Google Cloud’s Vertex AI provides foundation models for text, chat, and vision tasks. This option includes the following connection parameters:
- Project ID—The Google Cloud project identifier, for example: my-gcp-project
- Region—The location where the service is hosted, for example: us-central1
- Model Name—The identifier of the specific model you want to use, for example: text-bison
Others
The Others option supports connections to other providers. Define your own parameter names and values to match the provider’s API requirements.
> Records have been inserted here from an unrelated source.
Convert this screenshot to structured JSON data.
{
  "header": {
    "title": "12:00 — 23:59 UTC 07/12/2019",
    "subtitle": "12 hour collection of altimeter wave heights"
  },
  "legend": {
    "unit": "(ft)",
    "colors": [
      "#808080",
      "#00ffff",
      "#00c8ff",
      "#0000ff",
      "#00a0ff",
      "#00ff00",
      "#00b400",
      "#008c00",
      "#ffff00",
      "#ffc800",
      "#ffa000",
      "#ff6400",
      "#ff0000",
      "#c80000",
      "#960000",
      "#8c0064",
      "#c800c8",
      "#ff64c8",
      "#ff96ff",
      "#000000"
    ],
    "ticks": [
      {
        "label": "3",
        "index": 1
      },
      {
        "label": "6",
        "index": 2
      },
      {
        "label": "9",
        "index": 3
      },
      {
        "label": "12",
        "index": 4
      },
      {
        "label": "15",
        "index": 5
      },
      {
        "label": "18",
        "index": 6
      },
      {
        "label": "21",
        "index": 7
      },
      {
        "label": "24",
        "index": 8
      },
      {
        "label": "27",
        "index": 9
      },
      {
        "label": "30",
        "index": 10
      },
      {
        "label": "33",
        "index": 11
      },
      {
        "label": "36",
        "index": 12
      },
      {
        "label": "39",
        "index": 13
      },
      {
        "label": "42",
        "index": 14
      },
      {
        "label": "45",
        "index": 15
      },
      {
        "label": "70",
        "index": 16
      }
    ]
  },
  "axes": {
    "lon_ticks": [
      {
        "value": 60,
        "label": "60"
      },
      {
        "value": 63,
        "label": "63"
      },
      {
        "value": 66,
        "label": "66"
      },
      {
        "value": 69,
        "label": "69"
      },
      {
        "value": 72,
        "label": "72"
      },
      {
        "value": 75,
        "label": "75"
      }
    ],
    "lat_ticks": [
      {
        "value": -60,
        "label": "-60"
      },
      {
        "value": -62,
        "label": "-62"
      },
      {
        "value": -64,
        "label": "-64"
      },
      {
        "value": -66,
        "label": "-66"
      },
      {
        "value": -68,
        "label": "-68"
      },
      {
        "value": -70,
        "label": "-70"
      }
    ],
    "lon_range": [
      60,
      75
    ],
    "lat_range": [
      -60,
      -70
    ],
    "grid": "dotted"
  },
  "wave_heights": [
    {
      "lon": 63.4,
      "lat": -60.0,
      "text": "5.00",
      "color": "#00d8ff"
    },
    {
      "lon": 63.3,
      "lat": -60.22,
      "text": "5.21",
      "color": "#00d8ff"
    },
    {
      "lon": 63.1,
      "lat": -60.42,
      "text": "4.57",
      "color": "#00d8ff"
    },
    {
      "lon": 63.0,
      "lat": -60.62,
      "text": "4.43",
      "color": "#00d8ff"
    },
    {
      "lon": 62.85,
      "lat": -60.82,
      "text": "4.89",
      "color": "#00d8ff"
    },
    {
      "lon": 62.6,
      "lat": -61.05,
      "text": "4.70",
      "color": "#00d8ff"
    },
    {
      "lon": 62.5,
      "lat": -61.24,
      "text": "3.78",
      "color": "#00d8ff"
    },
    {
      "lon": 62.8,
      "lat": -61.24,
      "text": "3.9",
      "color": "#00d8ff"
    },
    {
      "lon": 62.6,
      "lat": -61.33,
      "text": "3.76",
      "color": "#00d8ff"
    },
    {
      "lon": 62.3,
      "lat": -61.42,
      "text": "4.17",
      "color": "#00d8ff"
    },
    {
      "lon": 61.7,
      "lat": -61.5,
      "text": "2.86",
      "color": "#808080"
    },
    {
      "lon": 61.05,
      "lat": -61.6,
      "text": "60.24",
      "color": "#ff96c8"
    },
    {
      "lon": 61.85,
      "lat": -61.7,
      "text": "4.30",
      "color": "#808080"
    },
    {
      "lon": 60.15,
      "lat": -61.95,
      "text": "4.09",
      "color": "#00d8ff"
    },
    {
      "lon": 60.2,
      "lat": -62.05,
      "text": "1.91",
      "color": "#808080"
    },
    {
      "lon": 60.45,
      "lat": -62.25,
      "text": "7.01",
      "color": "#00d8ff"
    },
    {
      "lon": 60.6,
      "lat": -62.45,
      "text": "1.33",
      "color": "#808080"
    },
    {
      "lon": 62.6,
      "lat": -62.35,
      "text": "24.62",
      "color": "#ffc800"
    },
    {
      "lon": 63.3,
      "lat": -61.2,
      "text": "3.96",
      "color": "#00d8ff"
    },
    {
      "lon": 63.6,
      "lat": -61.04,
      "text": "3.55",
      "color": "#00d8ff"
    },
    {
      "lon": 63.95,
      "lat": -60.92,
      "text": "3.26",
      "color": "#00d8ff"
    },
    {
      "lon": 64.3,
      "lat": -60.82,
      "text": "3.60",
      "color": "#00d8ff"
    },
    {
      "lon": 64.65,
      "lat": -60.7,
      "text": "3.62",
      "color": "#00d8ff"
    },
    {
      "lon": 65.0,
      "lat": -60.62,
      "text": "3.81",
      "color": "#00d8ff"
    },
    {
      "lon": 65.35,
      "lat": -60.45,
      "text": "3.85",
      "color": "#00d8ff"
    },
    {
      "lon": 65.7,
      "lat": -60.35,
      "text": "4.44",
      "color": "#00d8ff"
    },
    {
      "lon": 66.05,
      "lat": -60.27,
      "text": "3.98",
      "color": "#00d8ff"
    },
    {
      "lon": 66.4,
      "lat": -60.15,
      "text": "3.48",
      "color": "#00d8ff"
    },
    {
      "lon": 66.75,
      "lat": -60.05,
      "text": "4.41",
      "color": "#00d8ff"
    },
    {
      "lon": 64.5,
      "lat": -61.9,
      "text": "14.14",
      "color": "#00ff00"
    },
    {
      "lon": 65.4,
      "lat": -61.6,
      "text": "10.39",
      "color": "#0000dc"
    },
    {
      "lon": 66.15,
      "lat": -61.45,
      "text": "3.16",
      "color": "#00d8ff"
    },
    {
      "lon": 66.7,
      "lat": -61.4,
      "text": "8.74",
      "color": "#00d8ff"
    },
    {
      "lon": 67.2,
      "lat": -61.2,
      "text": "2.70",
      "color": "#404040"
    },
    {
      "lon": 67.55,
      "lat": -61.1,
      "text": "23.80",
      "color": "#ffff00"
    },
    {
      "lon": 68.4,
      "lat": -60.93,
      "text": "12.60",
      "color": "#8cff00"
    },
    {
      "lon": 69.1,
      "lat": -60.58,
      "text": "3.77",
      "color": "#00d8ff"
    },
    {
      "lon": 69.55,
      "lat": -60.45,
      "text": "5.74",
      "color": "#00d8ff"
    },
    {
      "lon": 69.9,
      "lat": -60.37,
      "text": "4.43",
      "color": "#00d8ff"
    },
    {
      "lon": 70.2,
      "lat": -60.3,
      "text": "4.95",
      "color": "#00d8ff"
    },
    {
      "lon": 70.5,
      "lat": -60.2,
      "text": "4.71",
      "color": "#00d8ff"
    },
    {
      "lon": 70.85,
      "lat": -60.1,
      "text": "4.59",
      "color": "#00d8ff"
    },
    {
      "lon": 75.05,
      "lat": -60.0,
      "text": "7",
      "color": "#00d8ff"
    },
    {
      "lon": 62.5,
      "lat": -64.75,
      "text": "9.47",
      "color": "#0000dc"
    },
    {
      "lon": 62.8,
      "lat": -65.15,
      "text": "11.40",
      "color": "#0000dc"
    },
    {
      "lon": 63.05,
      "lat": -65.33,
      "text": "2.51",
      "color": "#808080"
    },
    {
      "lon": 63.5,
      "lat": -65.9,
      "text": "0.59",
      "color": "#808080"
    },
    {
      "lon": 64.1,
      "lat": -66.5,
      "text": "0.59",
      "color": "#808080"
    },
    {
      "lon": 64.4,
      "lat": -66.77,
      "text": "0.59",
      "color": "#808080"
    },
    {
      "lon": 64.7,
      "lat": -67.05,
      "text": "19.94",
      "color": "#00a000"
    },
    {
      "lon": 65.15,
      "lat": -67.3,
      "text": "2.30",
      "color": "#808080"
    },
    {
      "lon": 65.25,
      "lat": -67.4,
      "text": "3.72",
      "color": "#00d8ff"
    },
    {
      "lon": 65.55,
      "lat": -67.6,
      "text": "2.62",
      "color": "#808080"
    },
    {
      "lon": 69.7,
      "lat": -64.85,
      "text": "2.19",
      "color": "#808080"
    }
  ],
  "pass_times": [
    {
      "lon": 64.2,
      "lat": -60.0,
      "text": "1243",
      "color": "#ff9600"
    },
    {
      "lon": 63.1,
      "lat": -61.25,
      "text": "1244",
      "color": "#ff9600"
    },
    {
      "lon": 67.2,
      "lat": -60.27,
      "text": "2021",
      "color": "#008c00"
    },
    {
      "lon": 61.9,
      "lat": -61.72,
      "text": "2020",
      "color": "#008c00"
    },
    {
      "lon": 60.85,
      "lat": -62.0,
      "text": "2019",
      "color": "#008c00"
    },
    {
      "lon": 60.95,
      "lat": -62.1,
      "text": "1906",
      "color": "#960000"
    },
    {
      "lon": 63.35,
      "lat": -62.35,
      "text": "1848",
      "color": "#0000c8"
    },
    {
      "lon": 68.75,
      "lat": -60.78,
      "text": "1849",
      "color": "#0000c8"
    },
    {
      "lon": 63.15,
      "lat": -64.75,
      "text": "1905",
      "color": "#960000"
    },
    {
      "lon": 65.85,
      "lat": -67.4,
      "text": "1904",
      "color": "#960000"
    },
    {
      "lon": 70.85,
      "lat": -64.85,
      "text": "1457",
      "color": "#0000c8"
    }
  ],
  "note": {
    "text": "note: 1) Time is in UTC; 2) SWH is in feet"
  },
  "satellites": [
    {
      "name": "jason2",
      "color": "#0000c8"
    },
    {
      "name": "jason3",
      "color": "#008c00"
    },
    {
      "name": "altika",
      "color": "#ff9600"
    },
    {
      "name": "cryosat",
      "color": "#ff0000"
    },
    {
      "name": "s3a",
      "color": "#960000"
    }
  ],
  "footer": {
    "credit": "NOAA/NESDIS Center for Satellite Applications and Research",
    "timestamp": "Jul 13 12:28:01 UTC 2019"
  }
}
- Custom endpoint—The custom end point, for example: https://example.ai/api
- Model—The name of the model, for example: my-custom-model
AIS file and credential management
An .ais file contains connection details, such as model names, endpoints, and regions. These values are included in the .ais file in a structured format..
Here is a sample .ais file:{
"version": "1.0",
"serviceProvider": "AWS",
"protocol": "",
"host": "",
"authenticationScheme": "accessToken",
"authenticationProperties": {
"parameterType": "header",
"parameterName": "aws_secret_key"
},
"authenticationSecrets": {
"token": "test1234api567key89"
},
"serviceProviderProperties": {
"aws_access_key": " IAMAWSTESTKEY ",
"model_id": " amazon.titan-text-premier-v1:0",
"aws_region_name": "us-west-2"
}
}
Sensitive credentials, such as API keys or tokens, are not written directly to the .ais file. Instead, the file stores only a reference through the authenticationSecrets key, while the actual values are securely kept in Windows Credential Manager. This ensures that sensitive information never leaves the local machine and cannot be exposed by opening the .ais file.
Because the file references machine-specific credential entries, an .ais file cannot be shared across users or computers. If copied to another machine, it will not work unless the same credentials are re-entered and saved locally through the Create AI Service Connection File tool.
Use the .ais file
The saved .ais file can be provided as input to third-party AI models through their model arguments. The model reads the .ais file, extracts the required configuration details (such as connection parameters and credentials), and uses them to establish a connection with the hosted service provider.
Each third-party model that supports .ais files expects a defined set of connection parameters. If the parameters in the .ais file do not match what the model requires, the connection will fail, and the model may not function as expected.